By 1990, Donruss and the other baseball card companies were beginning to understand that their industry was in a very different place from as little as three years before. Following the initial across-the-board quality of Upper Deck, the others suddenly found their market shares smaller. In order to stay competitive, they had to find the intersection between maintaining a traditional set and adapting to the competition with bells and whistles.
From what I can tell, Donruss’ idea of “bells and whistles” was to go red. Eye-catching, hellfire, mid-life crisis, love-it-or-hate-it red. That’s not to say their strategy didn’t work. I, for one, was both shocked and pleased to see them shake their black and blue funk (every year’s design from 1985 to 1989 had either been black or blue). The new color, coupled with the risk-taking cursive signature player name on the front, helped the set stand out in the crowd.
They made two other significant changes from the previous year. First, they put together a fantastic checklist with Diamond Kings you wanted, an intriguing “insert set” (MVPs), kick-ass ‘King of Kings’ and ‘5,000 Ks’ Nolan Ryan cards and one of the strongest Rated Rookie classes in years. Second, they let the presses fly without bothering to hire proofreaders.
Obviously that claim isn’t true, but consider the circumstances: just a year before, one of their competitors (Fleer) grabbed endless headlines after one of its cards (Billy Ripken) featured an obscenity. In order to prolong the news (or simply because they didn’t know how best to handle the situation), Fleer corrected the card not once but four different times throughout the season, resulting in five available versions of the card and guaranteeing a hard-to-find, highly collectible product.
Granted, it’s hard to monitor quality on every single card of a set, but 1990 Donruss featured eight error cards, with two of those being high-profile Nolan Ryan cards and one coming in the insert set (Glavine for Smoltz). Makes you wonder about motive.
Like other strong Donruss sets, in order for it to be truly great there had to be rookie balance over the entire checklist. This was certainly the case for 1990. Donruss had a track record of including great Rated Rookies since Bill Madden put together the first on-card-denoted subset back in 1984, but ran into trouble sometimes when it came to seeding rookies into the rest of the checklist.
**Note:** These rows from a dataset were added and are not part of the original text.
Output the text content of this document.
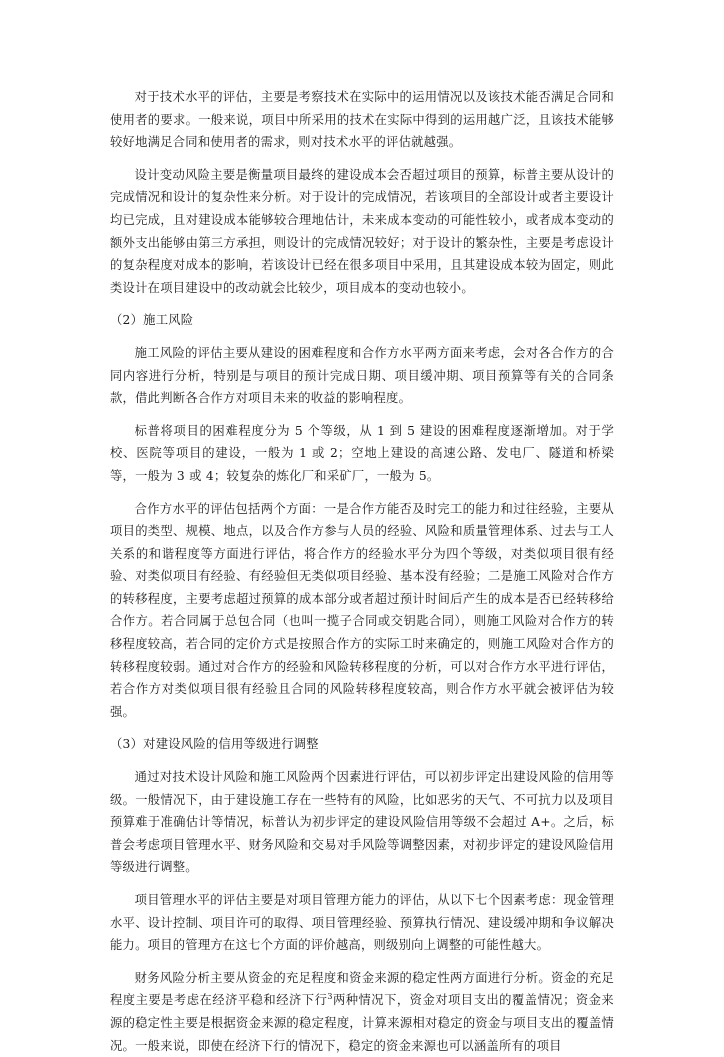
对于技术水平的评估，主要是考察技术在实际中的运用情况以及该技术能否满足合同和使用者的要求。一般来说，项目中所采用的技术在实际中得到的运用越广泛，且该技术能够较好地满足合同和使用者的需求，则对技术水平的评估就越强。

设计变动风险主要是衡量项目最终的建设成本会否超过项目的预算，标普主要从设计的完成情况和设计的复杂性来分析。对于设计的完成情况，若该项目的全部设计或者主要设计均已完成，且对建设成本能够较合理地估计，未来成本变动的可能性较小，或者成本变动的额外支出能够由第三方承担，则设计的完成情况较好；对于设计的繁杂性，主要是考虑设计的复杂程度对成本的影响，若该设计已经在很多项目中采用，且其建设成本较为固定，则此类设计在项目建设中的改动就会比较少，项目成本的变动也较小。

（2）施工风险

施工风险的评估主要从建设的困难程度和合作方水平两方面来考虑，会对各合作方的合同内容进行分析，特别是与项目的预计完成日期、项目缓冲期、项目预算等有关的合同条款，借此判断各合作方对项目未来的收益的影响程度。

标普将项目的困难程度分为 5 个等级，从 1 到 5 建设的困难程度逐渐增加。对于学校、医院等项目的建设，一般为 1 或 2；空地上建设的高速公路、发电厂、隧道和桥梁等，一般为 3 或 4；较复杂的炼化厂和采矿厂，一般为 5。

合作方水平的评估包括两个方面：一是合作方能否及时完工的能力和过往经验，主要从项目的类型、规模、地点，以及合作方参与人员的经验、风险和质量管理体系、过去与工人关系的和谐程度等方面进行评估，将合作方的经验水平分为四个等级，对类似项目很有经验、对类似项目有经验、有经验但无类似项目经验、基本没有经验；二是施工风险对合作方的转移程度，主要考虑超过预算的成本部分或者超过预计时间后产生的成本是否已经转移给合作方。若合同属于总包合同（也叫一揽子合同或交钥匙合同），则施工风险对合作方的转移程度较高，若合同的定价方式是按照合作方的实际工时来确定的，则施工风险对合作方的转移程度较弱。通过对合作方的经验和风险转移程度的分析，可以对合作方水平进行评估，若合作方对类似项目很有经验且合同的风险转移程度较高，则合作方水平就会被评估为较强。

（3）对建设风险的信用等级进行调整

通过对技术设计风险和施工风险两个因素进行评估，可以初步评定出建设风险的信用等级。一般情况下，由于建设施工存在一些特有的风险，比如恶劣的天气、不可抗力以及项目预算难于准确估计等情况，标普认为初步评定的建设风险信用等级不会超过 A+。之后，标普会考虑项目管理水平、财务风险和交易对手风险等调整因素，对初步评定的建设风险信用等级进行调整。

项目管理水平的评估主要是对项目管理方能力的评估，从以下七个因素考虑：现金管理水平、设计控制、项目许可的取得、项目管理经验、预算执行情况、建设缓冲期和争议解决能力。项目的管理方在这七个方面的评价越高，则级别向上调整的可能性越大。

财务风险分析主要从资金的充足程度和资金来源的稳定性两方面进行分析。资金的充足程度主要是考虑在经济平稳和经济下行$^3$两种情况下，资金对项目支出的覆盖情况；资金来源的稳定性主要是根据资金来源的稳定程度，计算来源相对稳定的资金与项目支出的覆盖情况。一般来说，即使在经济下行的情况下，稳定的资金来源也可以涵盖所有的项目
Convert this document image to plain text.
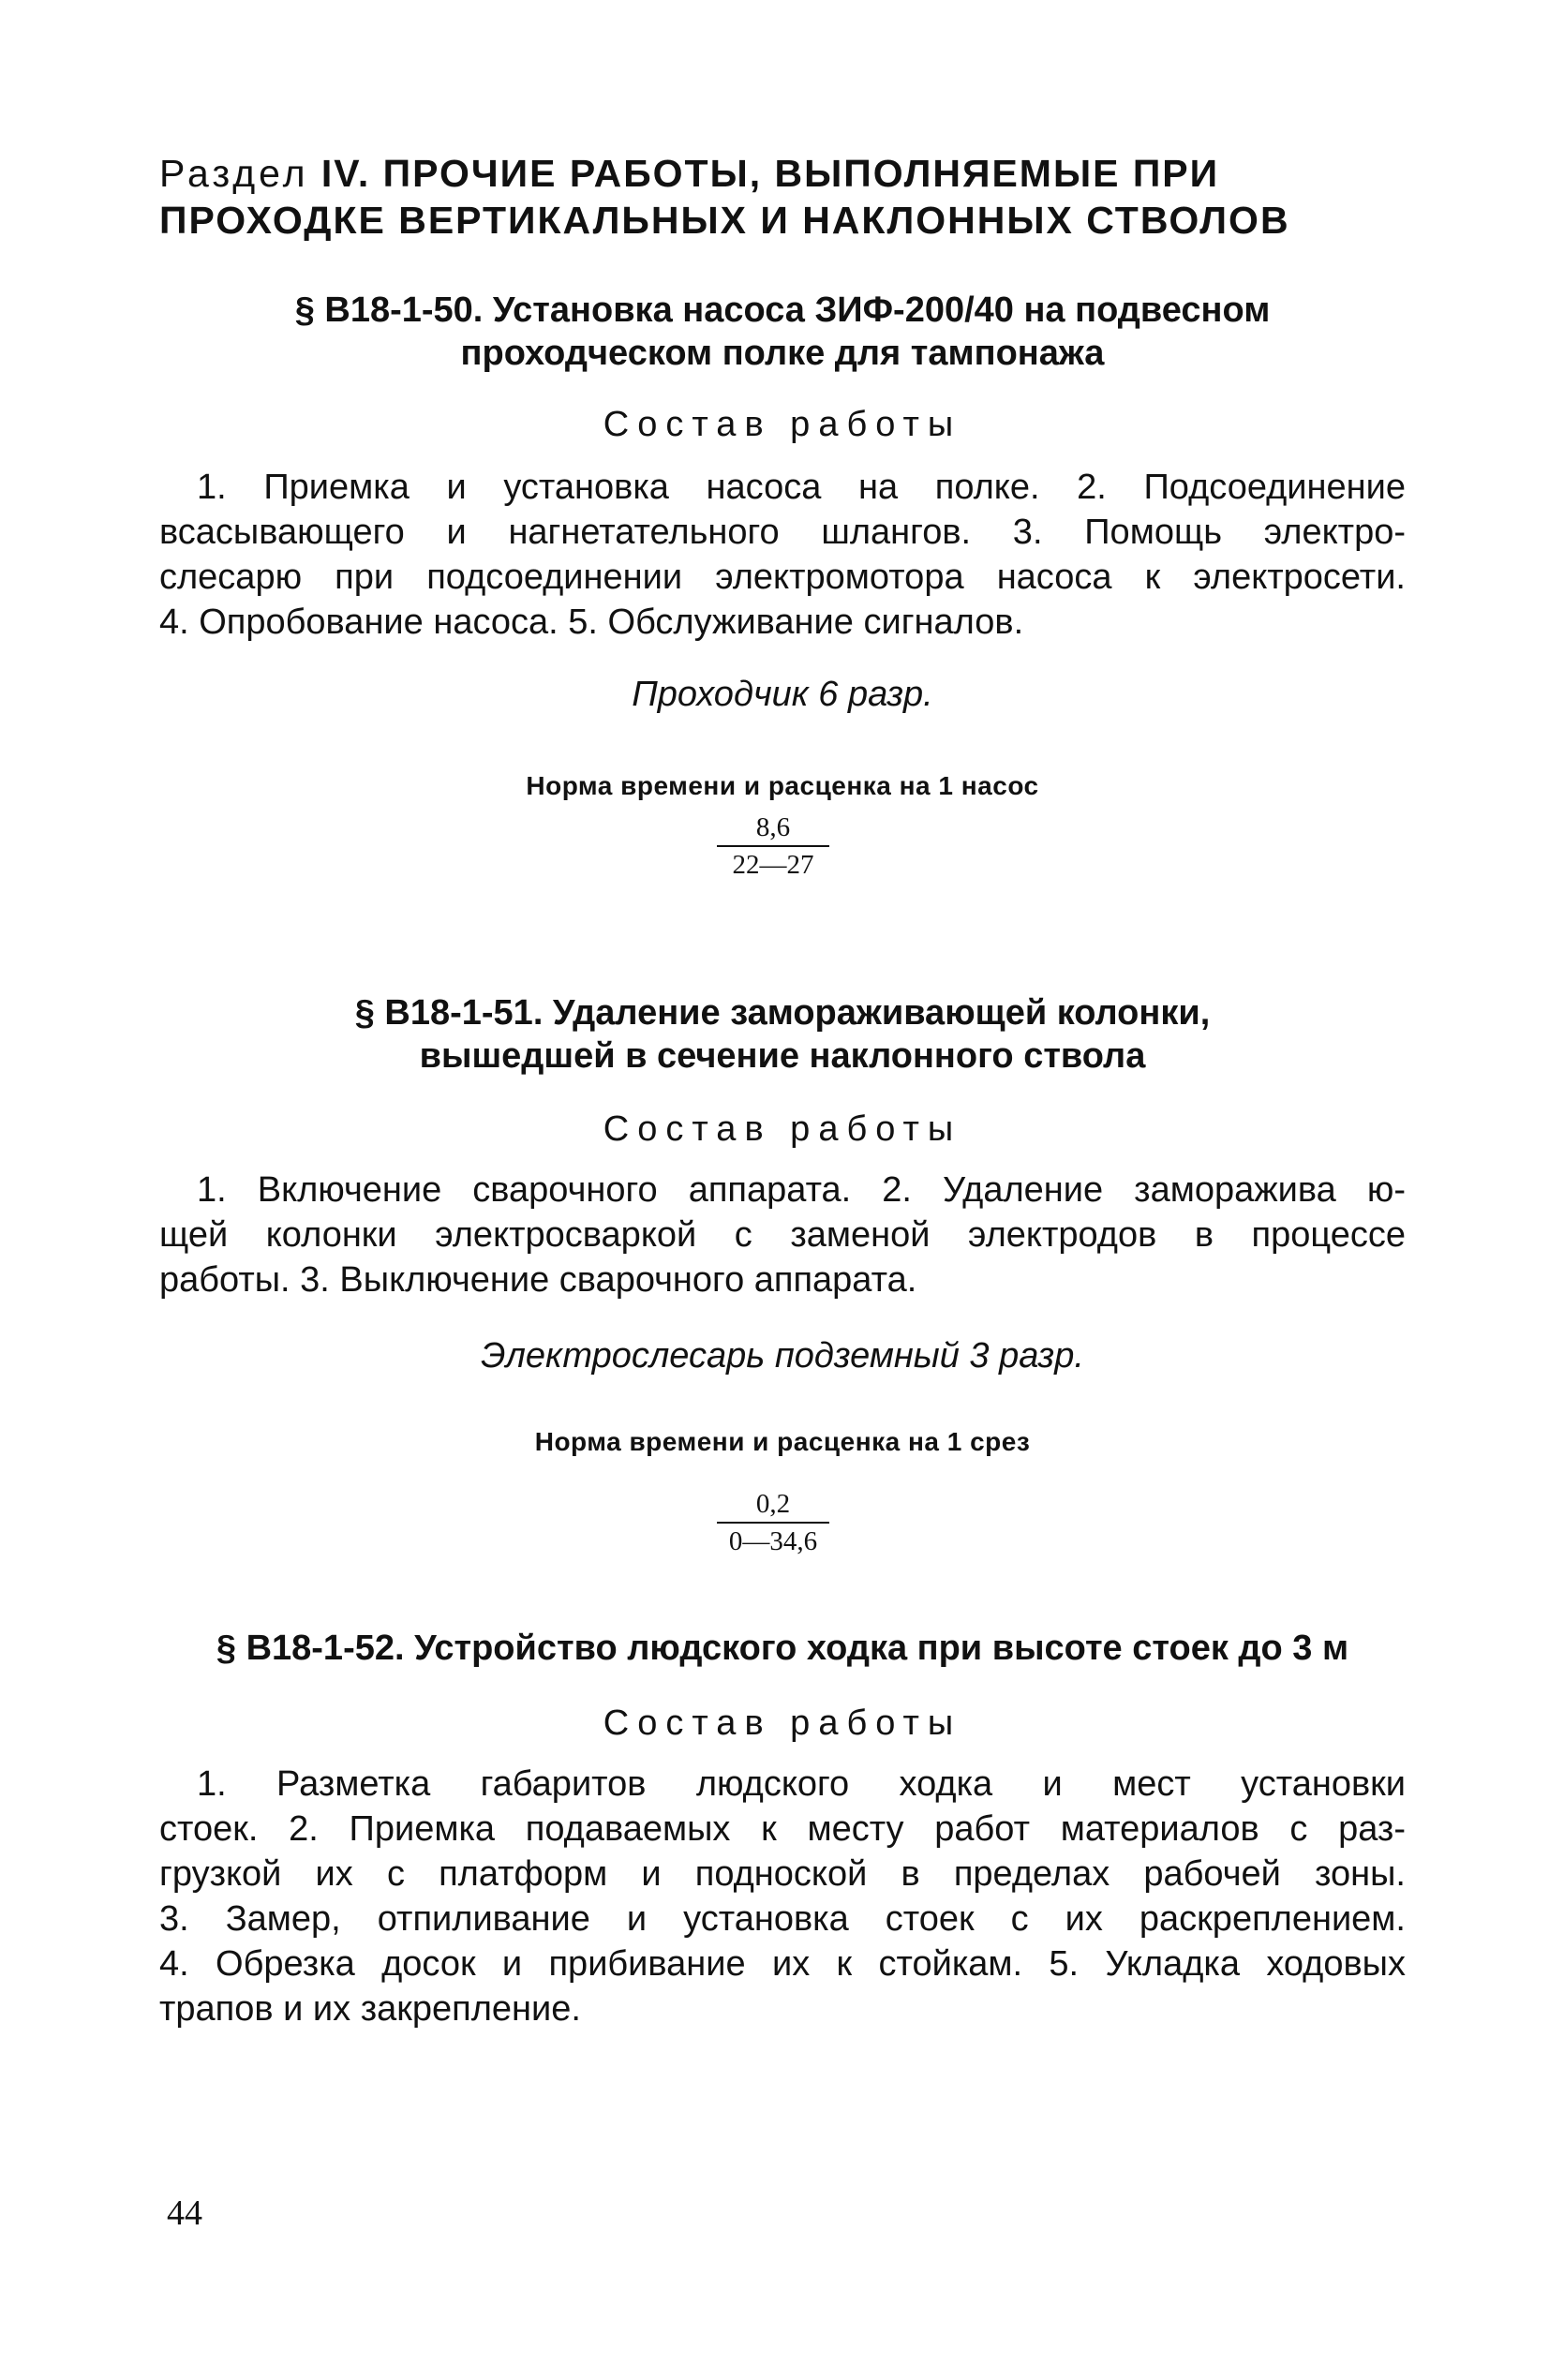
Раздел IV. ПРОЧИЕ РАБОТЫ, ВЫПОЛНЯЕМЫЕ ПРИ
ПРОХОДКЕ ВЕРТИКАЛЬНЫХ И НАКЛОННЫХ СТВОЛОВ
§ В18-1-50. Установка насоса ЗИФ-200/40 на подвесном
проходческом полке для тампонажа
Состав работы
1. Приемка и установка насоса на полке. 2. Подсоединение
всасывающего и нагнетательного шлангов. 3. Помощь электро-
слесарю при подсоединении электромотора насоса к электросети.
4. Опробование насоса. 5. Обслуживание сигналов.
Проходчик 6 разр.
Норма времени и расценка на 1 насос
$\frac{8,6}{22—27}$
§ В18-1-51. Удаление замораживающей колонки,
вышедшей в сечение наклонного ствола
Состав работы
1. Включение сварочного аппарата. 2. Удаление заморажива ю-
щей колонки электросваркой с заменой электродов в процессе
работы. 3. Выключение сварочного аппарата.
Электрослесарь подземный 3 разр.
Норма времени и расценка на 1 срез
$\frac{0,2}{0—34,6}$
§ В18-1-52. Устройство людского ходка при высоте стоек до 3 м
Состав работы
1. Разметка габаритов людского ходка и мест установки
стоек. 2. Приемка подаваемых к месту работ материалов с раз-
грузкой их с платформ и подноской в пределах рабочей зоны.
3. Замер, отпиливание и установка стоек с их раскреплением.
4. Обрезка досок и прибивание их к стойкам. 5. Укладка ходовых
трапов и их закрепление.
44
No such problem in 1990. With eleven desirable Rated Rookies (the most since 1987), the set found balance with rookies of Sosa, Larry Walker, Bernie Williams, John Olerud, David Justice, John Wetteland and flameouts like Junior Felix, Dwight Smith and Jerome Walton.
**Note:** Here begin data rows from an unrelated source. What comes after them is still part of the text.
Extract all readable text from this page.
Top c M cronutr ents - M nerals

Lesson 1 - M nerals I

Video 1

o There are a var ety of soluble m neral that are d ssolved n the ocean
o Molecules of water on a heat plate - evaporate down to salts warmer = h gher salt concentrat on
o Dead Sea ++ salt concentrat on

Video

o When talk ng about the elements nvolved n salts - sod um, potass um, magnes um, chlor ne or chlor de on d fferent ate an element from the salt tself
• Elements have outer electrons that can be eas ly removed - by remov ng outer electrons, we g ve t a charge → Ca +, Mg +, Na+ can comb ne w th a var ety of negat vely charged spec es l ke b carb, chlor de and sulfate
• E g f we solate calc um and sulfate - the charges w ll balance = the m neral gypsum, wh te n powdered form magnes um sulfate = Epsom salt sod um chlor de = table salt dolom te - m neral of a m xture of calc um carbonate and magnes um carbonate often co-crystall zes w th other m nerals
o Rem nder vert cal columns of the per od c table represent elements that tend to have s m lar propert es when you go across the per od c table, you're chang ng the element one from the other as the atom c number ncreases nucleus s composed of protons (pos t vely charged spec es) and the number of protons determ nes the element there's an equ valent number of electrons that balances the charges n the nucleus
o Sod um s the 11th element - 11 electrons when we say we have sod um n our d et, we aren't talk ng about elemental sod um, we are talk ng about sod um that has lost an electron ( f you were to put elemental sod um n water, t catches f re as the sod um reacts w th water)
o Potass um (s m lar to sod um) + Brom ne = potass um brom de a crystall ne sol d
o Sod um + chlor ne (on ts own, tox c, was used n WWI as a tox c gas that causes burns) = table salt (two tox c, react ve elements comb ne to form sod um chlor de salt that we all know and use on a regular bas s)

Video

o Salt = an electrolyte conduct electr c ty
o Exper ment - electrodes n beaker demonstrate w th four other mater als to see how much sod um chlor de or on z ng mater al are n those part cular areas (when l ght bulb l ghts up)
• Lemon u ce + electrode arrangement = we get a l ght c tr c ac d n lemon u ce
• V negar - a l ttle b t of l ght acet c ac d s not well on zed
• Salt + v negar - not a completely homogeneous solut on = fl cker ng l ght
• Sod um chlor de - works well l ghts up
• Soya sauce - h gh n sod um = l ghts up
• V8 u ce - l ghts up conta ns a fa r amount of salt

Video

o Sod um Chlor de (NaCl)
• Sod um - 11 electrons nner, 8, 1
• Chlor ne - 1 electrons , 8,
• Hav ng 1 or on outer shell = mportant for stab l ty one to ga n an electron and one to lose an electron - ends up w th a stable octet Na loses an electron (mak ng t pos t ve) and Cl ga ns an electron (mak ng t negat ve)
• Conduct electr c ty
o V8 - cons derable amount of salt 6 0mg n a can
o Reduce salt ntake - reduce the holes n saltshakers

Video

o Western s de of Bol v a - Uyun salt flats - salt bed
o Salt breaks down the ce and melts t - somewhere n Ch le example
Yes, the base set lacked a Frank Thomas rookie (and so did the boxed Best of AL and end of year Rookies sets), but in this instance (unlike with 1990 Bowman or Fleer) it didn’t matter. Bowman nor Fleer had Rated Rookies to divert the attention away from the glaring Thomas omission.
Regardless, despite its overall quality and the changes the company made for 1990, this set finds Donruss at a crossroads. Yes, it has a checklist with more than a few highlights. Yes, it has the company’s third foray into insert cards. And yes, it was done with an eye-catching palette. But with the introduction of Leaf as a premium brand, created to compete and out-do Upper Deck on its own level, 1990 was the first year Donruss was the other brand for the company.
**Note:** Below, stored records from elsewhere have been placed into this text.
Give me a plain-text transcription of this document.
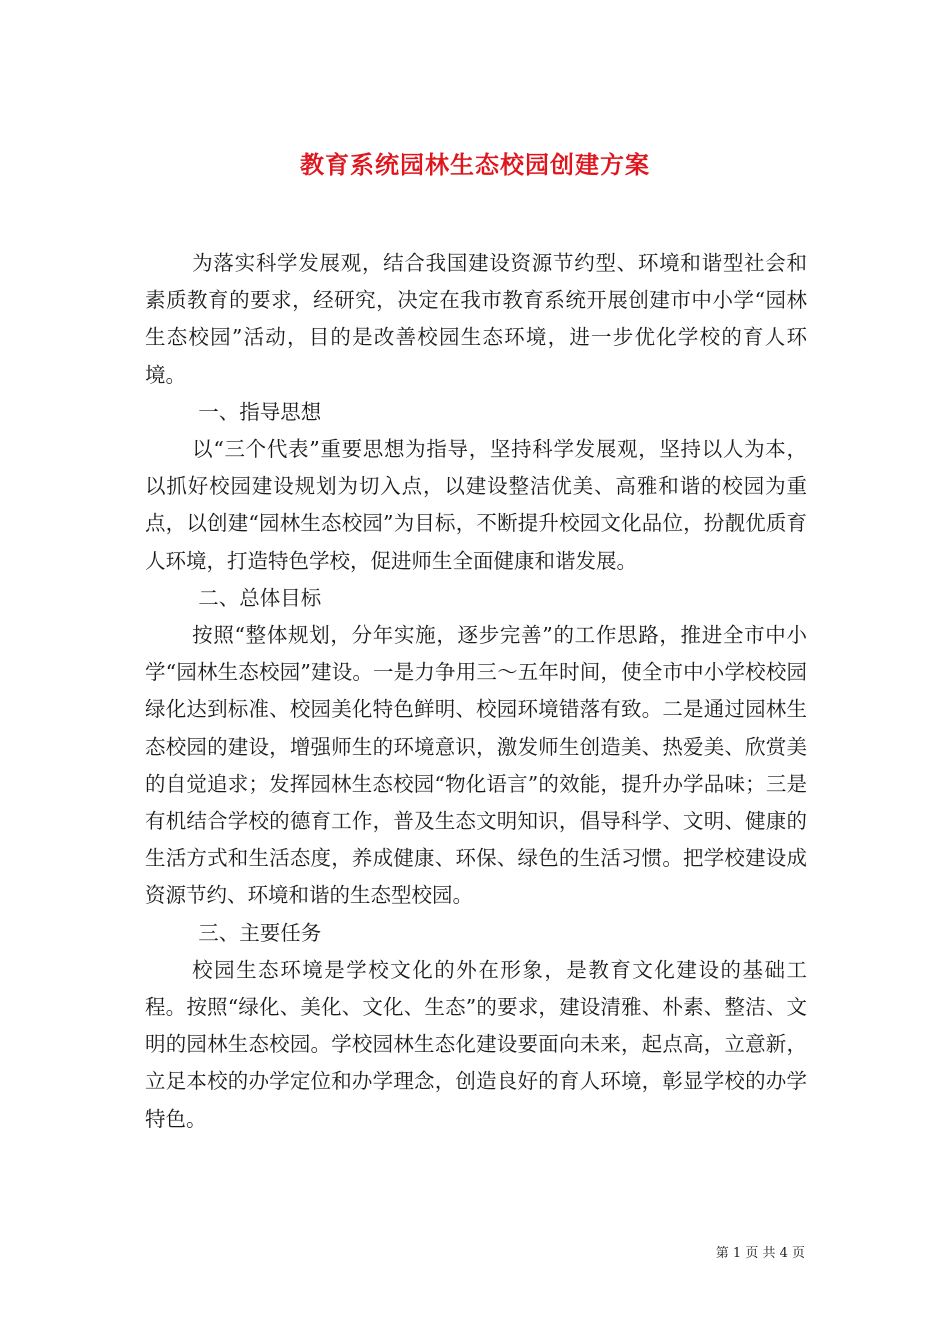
教育系统园林生态校园创建方案

为落实科学发展观，结合我国建设资源节约型、环境和谐型社会和素质教育的要求，经研究，决定在我市教育系统开展创建市中小学“园林生态校园”活动，目的是改善校园生态环境，进一步优化学校的育人环境。

一、指导思想

以“三个代表”重要思想为指导，坚持科学发展观，坚持以人为本，以抓好校园建设规划为切入点，以建设整洁优美、高雅和谐的校园为重点，以创建“园林生态校园”为目标，不断提升校园文化品位，扮靓优质育人环境，打造特色学校，促进师生全面健康和谐发展。

二、总体目标

按照“整体规划，分年实施，逐步完善”的工作思路，推进全市中小学“园林生态校园”建设。一是力争用三～五年时间，使全市中小学校校园绿化达到标准、校园美化特色鲜明、校园环境错落有致。二是通过园林生态校园的建设，增强师生的环境意识，激发师生创造美、热爱美、欣赏美的自觉追求；发挥园林生态校园“物化语言”的效能，提升办学品味；三是有机结合学校的德育工作，普及生态文明知识，倡导科学、文明、健康的生活方式和生活态度，养成健康、环保、绿色的生活习惯。把学校建设成资源节约、环境和谐的生态型校园。

三、主要任务

校园生态环境是学校文化的外在形象，是教育文化建设的基础工程。按照“绿化、美化、文化、生态”的要求，建设清雅、朴素、整洁、文明的园林生态校园。学校园林生态化建设要面向未来，起点高，立意新，立足本校的办学定位和办学理念，创造良好的育人环境，彰显学校的办学特色。

第 1 页 共 4 页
You know, it’s funny, but some companies seem to be able to cope year to year; their releases make sense as a cohesive whole. On the surface, this seems to be the case with Donruss (at least in terms of design). But if we dig a little deeper and examine the sets they released from 1990 through 1992—the first three in their role as secondary brand—the company seemed to go a few steps forward in 1990 (clearly their best set of the early Nineties, and their best since 1987) and then two or three giant leaps backward the next two years (crap in ’91 and more of the same for ’92).
It’s as if Donruss simply didn’t know what to do with the brand now that it was number two. Two series? Full color fronts and backs? Save rookies for an insert set? Did anybody even notice? Or care? Despite creating a great set for 1990, it was the beginning of a sad period for the brand.